Price: £12.99
Publisher: A & C Black Publishers Ltd
Genre: Non Fiction
Age Range: 10-14 Middle/Secondary
Length: 448pp
- Edited by: Daniel Hahn, Leonie Flynn
- Associate Editor: Susan Reuben
The Ultimate Teen Book Guide
Guides to reading are notoriously difficult: guides to reading for teenagers are yet more so. They carry the inherent danger of hierarchies and give the impression of confirming a canon of literature which can seem to rule out many of the titles that teenagers actually want to read with a will. And, to make matters worse, people tend to think that the information should be for free.
But, none of this applies to The Ultimate Teen Book Guide. A sequel to The Ultimate Book Guide, this has the same virtues of being a selection based solely on personal recommendation which frees it from all sense of ‘instruction and improvement’ as well as charges of creating a hierarchy of literature. This is reinforced by the layout which is based simply on an alphabetical listing of titles. Thus Jonathan Strange and Mr Norrell is followed by Journey to the River Sea; Ethel and Ernest by An Evil Cradling. There are no genre-based categories, no age-guidance, no sense of progression from an easy to a more ‘challenging’ book. The only guidance comes from the individual who has recommended each title. The spread is eclectic and timeless, a useful device as old books sit comfortably alongside recent publications without either carrying the usual baggage of ‘classic’ versus ‘contemporary and edgy’. There is no upper age limit either. While Pride and Prejudice and The Prime of Miss Jean Brodie are familiar and obviously choices for teenagers, Silas Marner is not as much so. As Eleanor Updale who chose it points out, Middlemarch is the usual teen introduction to George Eliot though it has far less to recommend it to that age group not least because of its length.

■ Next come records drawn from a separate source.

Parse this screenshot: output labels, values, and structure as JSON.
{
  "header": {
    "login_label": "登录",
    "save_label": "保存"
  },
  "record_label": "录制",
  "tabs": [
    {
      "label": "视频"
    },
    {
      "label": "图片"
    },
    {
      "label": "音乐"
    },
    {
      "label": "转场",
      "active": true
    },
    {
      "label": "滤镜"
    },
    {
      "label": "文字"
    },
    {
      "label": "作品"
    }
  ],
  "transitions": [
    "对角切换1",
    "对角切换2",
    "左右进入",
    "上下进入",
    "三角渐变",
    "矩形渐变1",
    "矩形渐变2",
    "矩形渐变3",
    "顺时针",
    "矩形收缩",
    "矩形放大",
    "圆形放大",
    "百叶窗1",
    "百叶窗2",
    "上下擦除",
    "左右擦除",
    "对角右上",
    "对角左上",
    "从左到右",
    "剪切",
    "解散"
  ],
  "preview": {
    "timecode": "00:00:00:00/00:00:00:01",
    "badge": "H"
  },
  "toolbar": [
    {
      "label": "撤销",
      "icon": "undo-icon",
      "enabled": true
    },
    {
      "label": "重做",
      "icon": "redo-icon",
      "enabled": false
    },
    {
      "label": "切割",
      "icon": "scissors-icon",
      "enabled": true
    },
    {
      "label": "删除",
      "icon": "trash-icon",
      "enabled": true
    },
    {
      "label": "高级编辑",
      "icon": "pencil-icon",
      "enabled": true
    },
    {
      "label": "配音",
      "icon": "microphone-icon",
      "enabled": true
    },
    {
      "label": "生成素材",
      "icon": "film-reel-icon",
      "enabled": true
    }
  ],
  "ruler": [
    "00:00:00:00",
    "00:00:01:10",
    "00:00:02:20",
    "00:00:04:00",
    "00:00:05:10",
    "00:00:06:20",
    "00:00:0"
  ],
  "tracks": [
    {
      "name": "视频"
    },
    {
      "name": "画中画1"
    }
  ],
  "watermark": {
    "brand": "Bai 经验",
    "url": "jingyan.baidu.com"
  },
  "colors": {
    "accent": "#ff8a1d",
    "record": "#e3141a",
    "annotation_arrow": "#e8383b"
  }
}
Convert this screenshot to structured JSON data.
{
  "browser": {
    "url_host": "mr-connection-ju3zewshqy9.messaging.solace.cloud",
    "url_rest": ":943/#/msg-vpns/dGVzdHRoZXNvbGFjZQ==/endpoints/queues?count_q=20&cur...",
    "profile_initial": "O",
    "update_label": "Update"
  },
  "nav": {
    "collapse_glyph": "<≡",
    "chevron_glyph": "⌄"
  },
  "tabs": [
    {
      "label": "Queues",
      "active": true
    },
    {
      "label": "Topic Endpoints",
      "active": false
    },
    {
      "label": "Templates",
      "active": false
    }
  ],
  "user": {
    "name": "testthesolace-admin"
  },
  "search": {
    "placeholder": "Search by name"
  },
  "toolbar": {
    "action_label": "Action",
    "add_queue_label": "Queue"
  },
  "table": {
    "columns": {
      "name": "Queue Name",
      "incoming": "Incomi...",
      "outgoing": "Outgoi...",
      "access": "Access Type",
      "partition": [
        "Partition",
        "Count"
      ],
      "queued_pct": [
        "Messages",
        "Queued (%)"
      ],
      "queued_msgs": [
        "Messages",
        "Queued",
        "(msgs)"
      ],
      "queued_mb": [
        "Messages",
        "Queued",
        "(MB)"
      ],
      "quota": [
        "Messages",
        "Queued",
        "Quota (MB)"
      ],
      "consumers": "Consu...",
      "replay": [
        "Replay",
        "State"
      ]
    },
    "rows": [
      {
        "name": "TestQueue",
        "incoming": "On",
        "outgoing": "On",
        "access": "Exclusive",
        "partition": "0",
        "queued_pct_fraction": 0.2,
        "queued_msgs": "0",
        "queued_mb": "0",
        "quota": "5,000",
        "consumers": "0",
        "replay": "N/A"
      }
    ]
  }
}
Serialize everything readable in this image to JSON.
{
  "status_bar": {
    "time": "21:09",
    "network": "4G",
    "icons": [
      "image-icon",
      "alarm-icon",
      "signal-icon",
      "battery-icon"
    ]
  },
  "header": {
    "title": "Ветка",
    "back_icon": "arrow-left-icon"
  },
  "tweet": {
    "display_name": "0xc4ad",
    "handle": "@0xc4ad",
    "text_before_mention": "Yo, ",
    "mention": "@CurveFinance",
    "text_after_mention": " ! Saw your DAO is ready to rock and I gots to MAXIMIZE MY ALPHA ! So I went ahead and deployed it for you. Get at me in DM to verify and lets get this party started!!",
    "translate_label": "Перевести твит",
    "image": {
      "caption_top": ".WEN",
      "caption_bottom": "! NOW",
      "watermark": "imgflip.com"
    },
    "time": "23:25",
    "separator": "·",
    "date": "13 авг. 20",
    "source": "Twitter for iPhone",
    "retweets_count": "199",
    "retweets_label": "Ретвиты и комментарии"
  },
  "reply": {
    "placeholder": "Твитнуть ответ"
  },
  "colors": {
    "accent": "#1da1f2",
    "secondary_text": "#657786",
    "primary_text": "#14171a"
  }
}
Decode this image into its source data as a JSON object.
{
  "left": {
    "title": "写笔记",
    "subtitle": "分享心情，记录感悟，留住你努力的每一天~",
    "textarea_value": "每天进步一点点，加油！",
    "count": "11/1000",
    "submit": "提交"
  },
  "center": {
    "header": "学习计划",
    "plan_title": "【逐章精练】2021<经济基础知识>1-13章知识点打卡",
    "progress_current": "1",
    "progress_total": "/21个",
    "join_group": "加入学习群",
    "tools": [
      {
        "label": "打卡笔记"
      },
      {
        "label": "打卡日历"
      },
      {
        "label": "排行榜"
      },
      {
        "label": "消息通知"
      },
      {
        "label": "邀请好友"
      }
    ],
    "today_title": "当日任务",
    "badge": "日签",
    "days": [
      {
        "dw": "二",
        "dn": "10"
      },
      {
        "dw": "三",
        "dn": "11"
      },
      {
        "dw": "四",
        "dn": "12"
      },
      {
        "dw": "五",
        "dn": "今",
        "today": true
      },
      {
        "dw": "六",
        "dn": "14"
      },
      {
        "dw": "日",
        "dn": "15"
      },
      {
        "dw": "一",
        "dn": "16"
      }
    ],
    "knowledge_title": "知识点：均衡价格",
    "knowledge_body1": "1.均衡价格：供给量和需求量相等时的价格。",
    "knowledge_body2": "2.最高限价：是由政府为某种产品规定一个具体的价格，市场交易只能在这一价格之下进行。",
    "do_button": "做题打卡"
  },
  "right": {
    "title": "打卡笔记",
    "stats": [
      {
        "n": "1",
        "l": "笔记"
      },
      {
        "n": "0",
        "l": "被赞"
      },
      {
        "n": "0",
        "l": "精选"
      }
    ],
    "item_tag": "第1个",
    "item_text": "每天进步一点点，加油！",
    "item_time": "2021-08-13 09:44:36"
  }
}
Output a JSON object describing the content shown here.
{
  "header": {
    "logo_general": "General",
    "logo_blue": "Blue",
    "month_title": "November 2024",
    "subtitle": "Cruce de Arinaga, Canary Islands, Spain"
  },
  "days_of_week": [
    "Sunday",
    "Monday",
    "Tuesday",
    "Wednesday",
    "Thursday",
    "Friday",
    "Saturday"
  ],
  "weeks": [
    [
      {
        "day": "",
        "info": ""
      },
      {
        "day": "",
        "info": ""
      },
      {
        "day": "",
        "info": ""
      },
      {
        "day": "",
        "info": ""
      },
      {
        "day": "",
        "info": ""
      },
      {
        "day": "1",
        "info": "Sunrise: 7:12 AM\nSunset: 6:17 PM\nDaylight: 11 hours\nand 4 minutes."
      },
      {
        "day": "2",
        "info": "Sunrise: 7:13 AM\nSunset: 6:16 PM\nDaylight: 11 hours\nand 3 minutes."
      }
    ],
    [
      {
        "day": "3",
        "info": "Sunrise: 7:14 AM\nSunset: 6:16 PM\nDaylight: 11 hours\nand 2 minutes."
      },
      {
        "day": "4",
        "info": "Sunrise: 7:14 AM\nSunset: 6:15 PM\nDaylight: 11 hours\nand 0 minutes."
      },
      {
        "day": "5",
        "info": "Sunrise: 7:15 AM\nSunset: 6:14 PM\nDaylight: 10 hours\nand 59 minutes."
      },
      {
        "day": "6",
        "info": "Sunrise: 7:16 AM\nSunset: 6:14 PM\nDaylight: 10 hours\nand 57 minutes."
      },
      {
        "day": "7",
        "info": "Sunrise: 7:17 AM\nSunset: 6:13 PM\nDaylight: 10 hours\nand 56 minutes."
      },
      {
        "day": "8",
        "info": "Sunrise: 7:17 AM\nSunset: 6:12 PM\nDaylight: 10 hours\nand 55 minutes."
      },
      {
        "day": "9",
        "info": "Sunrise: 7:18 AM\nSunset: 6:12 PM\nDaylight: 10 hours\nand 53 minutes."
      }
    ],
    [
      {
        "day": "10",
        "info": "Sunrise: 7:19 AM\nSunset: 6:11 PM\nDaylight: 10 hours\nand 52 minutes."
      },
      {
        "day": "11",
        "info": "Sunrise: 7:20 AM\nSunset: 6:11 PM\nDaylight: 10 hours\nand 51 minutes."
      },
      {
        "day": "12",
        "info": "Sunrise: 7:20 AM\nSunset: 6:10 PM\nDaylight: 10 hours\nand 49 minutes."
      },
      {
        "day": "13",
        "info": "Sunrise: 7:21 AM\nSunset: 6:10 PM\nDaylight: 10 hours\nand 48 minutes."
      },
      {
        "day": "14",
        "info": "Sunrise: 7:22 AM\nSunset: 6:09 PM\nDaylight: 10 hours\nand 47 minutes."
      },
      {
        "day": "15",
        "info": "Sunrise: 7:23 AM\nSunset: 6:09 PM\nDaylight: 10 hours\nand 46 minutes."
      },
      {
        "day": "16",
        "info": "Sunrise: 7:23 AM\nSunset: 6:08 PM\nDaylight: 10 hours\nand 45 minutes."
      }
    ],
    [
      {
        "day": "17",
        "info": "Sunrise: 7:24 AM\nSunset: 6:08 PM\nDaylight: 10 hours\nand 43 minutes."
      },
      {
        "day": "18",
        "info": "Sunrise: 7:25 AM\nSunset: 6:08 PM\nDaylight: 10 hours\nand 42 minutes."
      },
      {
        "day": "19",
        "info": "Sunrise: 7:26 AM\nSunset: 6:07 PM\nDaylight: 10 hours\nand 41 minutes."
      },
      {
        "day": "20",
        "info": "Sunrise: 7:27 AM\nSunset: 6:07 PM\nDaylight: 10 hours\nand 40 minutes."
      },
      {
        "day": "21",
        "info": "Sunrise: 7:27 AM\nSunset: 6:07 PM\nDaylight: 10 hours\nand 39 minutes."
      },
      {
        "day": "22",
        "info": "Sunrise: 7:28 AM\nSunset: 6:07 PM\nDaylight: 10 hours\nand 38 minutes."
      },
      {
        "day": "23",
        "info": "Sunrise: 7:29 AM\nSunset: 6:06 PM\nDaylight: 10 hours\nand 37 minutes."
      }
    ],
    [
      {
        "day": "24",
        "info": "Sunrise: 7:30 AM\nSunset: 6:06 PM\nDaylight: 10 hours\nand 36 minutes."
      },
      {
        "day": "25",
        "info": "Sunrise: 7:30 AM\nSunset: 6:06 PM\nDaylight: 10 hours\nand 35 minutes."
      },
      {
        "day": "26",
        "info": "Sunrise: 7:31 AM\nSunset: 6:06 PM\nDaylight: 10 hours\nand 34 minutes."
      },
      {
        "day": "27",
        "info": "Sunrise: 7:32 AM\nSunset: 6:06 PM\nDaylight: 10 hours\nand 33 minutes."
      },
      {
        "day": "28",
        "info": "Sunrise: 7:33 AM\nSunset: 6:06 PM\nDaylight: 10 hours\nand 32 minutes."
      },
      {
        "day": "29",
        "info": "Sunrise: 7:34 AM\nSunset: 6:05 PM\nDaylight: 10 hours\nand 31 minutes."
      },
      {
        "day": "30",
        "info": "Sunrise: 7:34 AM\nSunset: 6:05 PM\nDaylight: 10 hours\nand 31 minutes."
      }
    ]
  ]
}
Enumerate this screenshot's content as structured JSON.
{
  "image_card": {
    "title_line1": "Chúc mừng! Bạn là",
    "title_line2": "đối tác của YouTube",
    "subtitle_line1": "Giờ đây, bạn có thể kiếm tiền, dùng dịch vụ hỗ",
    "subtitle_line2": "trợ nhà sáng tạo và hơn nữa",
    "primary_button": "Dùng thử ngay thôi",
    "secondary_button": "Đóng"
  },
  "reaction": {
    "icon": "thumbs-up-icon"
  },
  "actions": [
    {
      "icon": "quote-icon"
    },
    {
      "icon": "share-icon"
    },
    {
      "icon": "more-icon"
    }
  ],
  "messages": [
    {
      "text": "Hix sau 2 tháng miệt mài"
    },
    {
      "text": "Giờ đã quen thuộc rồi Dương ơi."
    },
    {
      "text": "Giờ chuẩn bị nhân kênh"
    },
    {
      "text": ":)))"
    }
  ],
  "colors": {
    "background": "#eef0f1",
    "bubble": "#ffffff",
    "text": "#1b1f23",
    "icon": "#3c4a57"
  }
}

Most of the recommendations are from authors and they are certainly the ones of most interest because of the added value that is inherent within them. One author writing about the work of another is often a reflection of the way in which writers are influenced by each other. That in itself creates a connection which should send readers back to the recommenders’ work as well as forward to what is recommended.
The addition of a ‘Next?’ box for each title opens out a range of further reading linking in other books by the same author and suggestions of other books by authors writing the same sort of thing.
The very simplicity of the idea behind this and the unpretentious nature of the entries are what make this so successful. Teen readers can look up a book they’ve already heard of from another source or, they can leaf through and happen on a book that sounds good to them. Where they already know and like an author, they can flick through and find out what he or she recommends.
One minor improvement: an index of who has recommended what would be of more use than the standard biographies section which has been included.